Он просто проходит за кулисы, кладет свою гитару туда, где она лежала, и при этом избегает смотреть мне в глаза. Когда он засовывает руки в карманы и начинает возить подошвой ботинка по деревянному полу, я вдруг понимаю, что он нервничает.
Это случается с ним очень редко, так что я вообще не ассоциирую с ним такое состояние, как нервозность, но, поняв, в чем дело, я подхожу к нему, обнимаю его за талию, прижимаюсь щекой к его груди и шепчу:
– Спасибо.
Он колеблется, затем медленно, очень медленно вытаскивает руки из карманов и тоже обнимает меня.
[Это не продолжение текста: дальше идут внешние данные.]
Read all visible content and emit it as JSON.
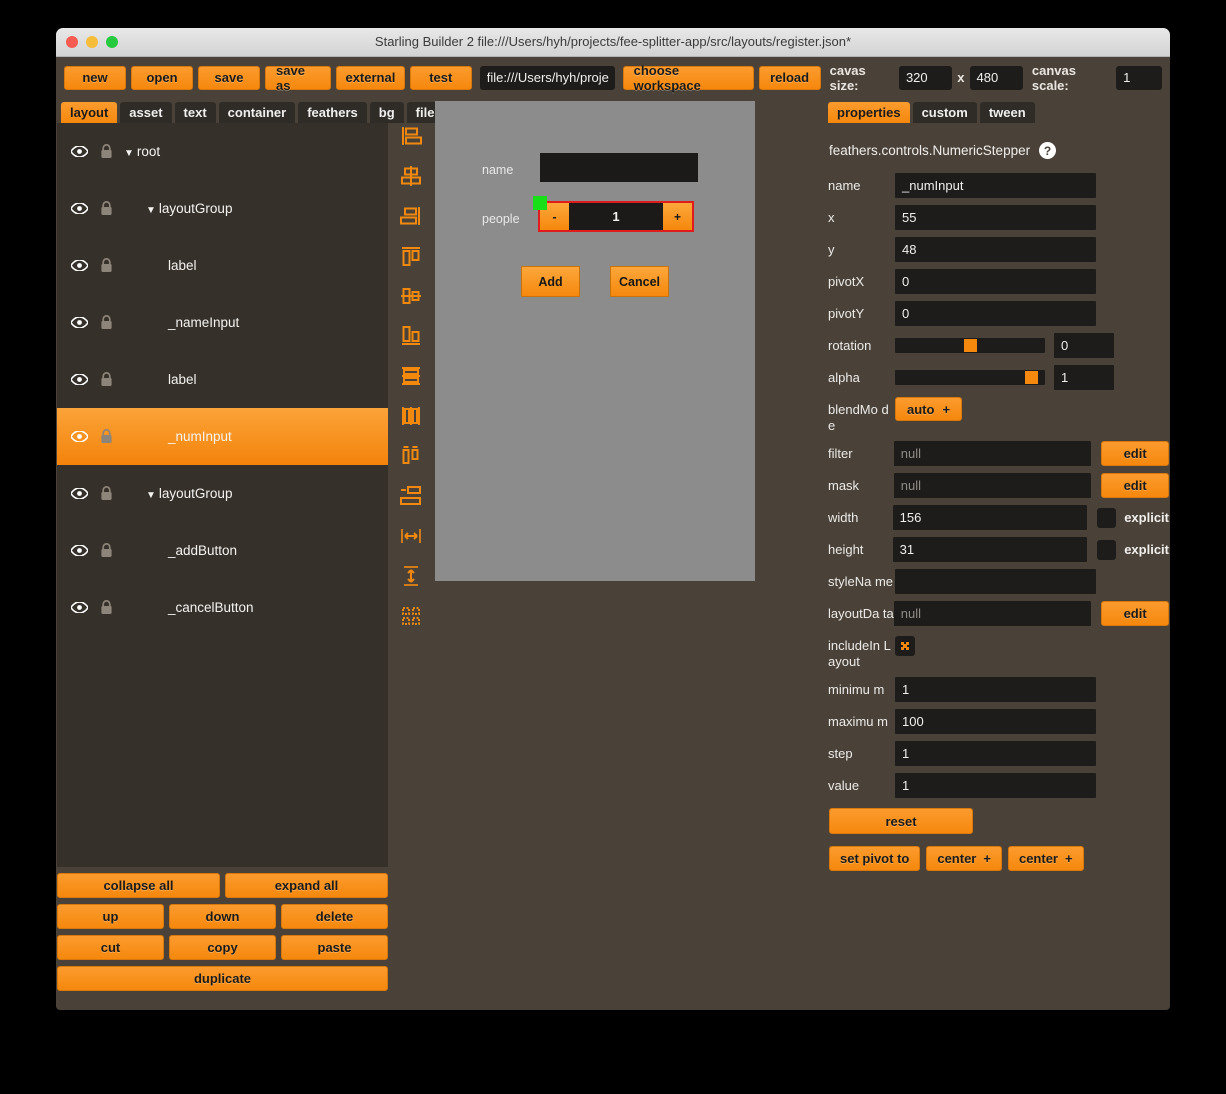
{
  "window": {
    "title": "Starling Builder 2 file:///Users/hyh/projects/fee-splitter-app/src/layouts/register.json*",
    "traffic": {
      "close": "close-button",
      "minimize": "minimize-button",
      "zoom": "zoom-button"
    }
  },
  "toolbar": {
    "buttons": [
      "new",
      "open",
      "save",
      "save as",
      "external",
      "test"
    ],
    "path_value": "file:///Users/hyh/proje",
    "choose_workspace": "choose workspace",
    "reload": "reload",
    "canvas_size_label": "cavas size:",
    "canvas_width": "320",
    "x_label": "x",
    "canvas_height": "480",
    "canvas_scale_label": "canvas scale:",
    "canvas_scale": "1"
  },
  "left": {
    "tabs": [
      {
        "label": "layout",
        "selected": true
      },
      {
        "label": "asset",
        "selected": false
      },
      {
        "label": "text",
        "selected": false
      },
      {
        "label": "container",
        "selected": false
      },
      {
        "label": "feathers",
        "selected": false
      },
      {
        "label": "bg",
        "selected": false
      },
      {
        "label": "files",
        "selected": false
      }
    ],
    "tree": [
      {
        "label": "root",
        "indent": 0,
        "caret": "▼",
        "selected": false
      },
      {
        "label": "layoutGroup",
        "indent": 1,
        "caret": "▼",
        "selected": false
      },
      {
        "label": "label",
        "indent": 2,
        "caret": "",
        "selected": false
      },
      {
        "label": "_nameInput",
        "indent": 2,
        "caret": "",
        "selected": false
      },
      {
        "label": "label",
        "indent": 2,
        "caret": "",
        "selected": false
      },
      {
        "label": "_numInput",
        "indent": 2,
        "caret": "",
        "selected": true
      },
      {
        "label": "layoutGroup",
        "indent": 1,
        "caret": "▼",
        "selected": false
      },
      {
        "label": "_addButton",
        "indent": 2,
        "caret": "",
        "selected": false
      },
      {
        "label": "_cancelButton",
        "indent": 2,
        "caret": "",
        "selected": false
      }
    ],
    "buttons": {
      "collapse_all": "collapse all",
      "expand_all": "expand all",
      "up": "up",
      "down": "down",
      "delete": "delete",
      "cut": "cut",
      "copy": "copy",
      "paste": "paste",
      "duplicate": "duplicate"
    }
  },
  "align_tools": [
    "align-left-icon",
    "align-center-horizontal-icon",
    "align-right-icon",
    "align-top-icon",
    "align-middle-vertical-icon",
    "align-bottom-icon",
    "distribute-vertical-icon",
    "distribute-horizontal-icon",
    "distribute-spacing-icon",
    "stack-icon",
    "match-width-icon",
    "match-height-icon",
    "grid-layout-icon"
  ],
  "canvas": {
    "name_label": "name",
    "name_value": "",
    "people_label": "people",
    "stepper_minus": "-",
    "stepper_value": "1",
    "stepper_plus": "+",
    "add_button": "Add",
    "cancel_button": "Cancel",
    "selection_color": "#e01b1b",
    "pivot_color": "#18e018",
    "stage_color": "#8c8c8c"
  },
  "right": {
    "tabs": [
      {
        "label": "properties",
        "selected": true
      },
      {
        "label": "custom",
        "selected": false
      },
      {
        "label": "tween",
        "selected": false
      }
    ],
    "class_name": "feathers.controls.NumericStepper",
    "help": "?",
    "fields": {
      "name": {
        "label": "name",
        "value": "_numInput"
      },
      "x": {
        "label": "x",
        "value": "55"
      },
      "y": {
        "label": "y",
        "value": "48"
      },
      "pivotX": {
        "label": "pivotX",
        "value": "0"
      },
      "pivotY": {
        "label": "pivotY",
        "value": "0"
      },
      "rotation": {
        "label": "rotation",
        "value": "0",
        "knob_pct": 50
      },
      "alpha": {
        "label": "alpha",
        "value": "1",
        "knob_pct": 95
      },
      "blendMode": {
        "label": "blendMo de",
        "value": "auto",
        "caret": "+"
      },
      "filter": {
        "label": "filter",
        "value": "null",
        "edit": "edit"
      },
      "mask": {
        "label": "mask",
        "value": "null",
        "edit": "edit"
      },
      "width": {
        "label": "width",
        "value": "156",
        "checkbox": "explicit",
        "checked": false
      },
      "height": {
        "label": "height",
        "value": "31",
        "checkbox": "explicit",
        "checked": false
      },
      "styleName": {
        "label": "styleNa me",
        "value": ""
      },
      "layoutData": {
        "label": "layoutDa ta",
        "value": "null",
        "edit": "edit"
      },
      "includeInLayout": {
        "label": "includeIn Layout",
        "checked": true
      },
      "minimum": {
        "label": "minimu m",
        "value": "1"
      },
      "maximum": {
        "label": "maximu m",
        "value": "100"
      },
      "step": {
        "label": "step",
        "value": "1"
      },
      "value": {
        "label": "value",
        "value": "1"
      }
    },
    "reset": "reset",
    "set_pivot_to": "set pivot to",
    "center_h": "center",
    "center_v": "center",
    "center_caret": "+"
  },
  "colors": {
    "accent": "#f6880d",
    "panel": "#4a4238",
    "tree_bg": "#353029",
    "field_bg": "#1e1c1a"
  }
}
– Я достаточно хорошо исполнил песню Гарри? – спрашивает он, и я чувствую на макушке его теплое дыхание.
Я улыбаюсь:
– Гарри до тебя далеко.
Он усмехается:
– Надеюсь, труппа не обижается на меня за то, что я ненадолго переключил на себя внимание публики.
– Ты шутишь? – Я немного отклоняюсь назад, продолжая улыбаться: – Кауамхи едва не бросила в тебя свои трусики. Как и Оребон, и Луми.
Хадсон приподнимает одну бровь, глядя на меня своими синими глазами, бездонными, как океан, и спрашивает:
– А как насчет тебя?
Год, проведенный в обществе Хадсона, научил меня, что этого парня надо всегда держать в тонусе.
А потому я умильно качаю головой и бормочу:
– А кто сказал, что они вообще на мне есть?
На секунду его глаза широко раскрываются, а затем в его взгляде появляется нечто такое, что выбивает меня из колеи, несмотря на беззаботность, которую я старательно изображаю. Нечто хищное, грозное – и волнующее.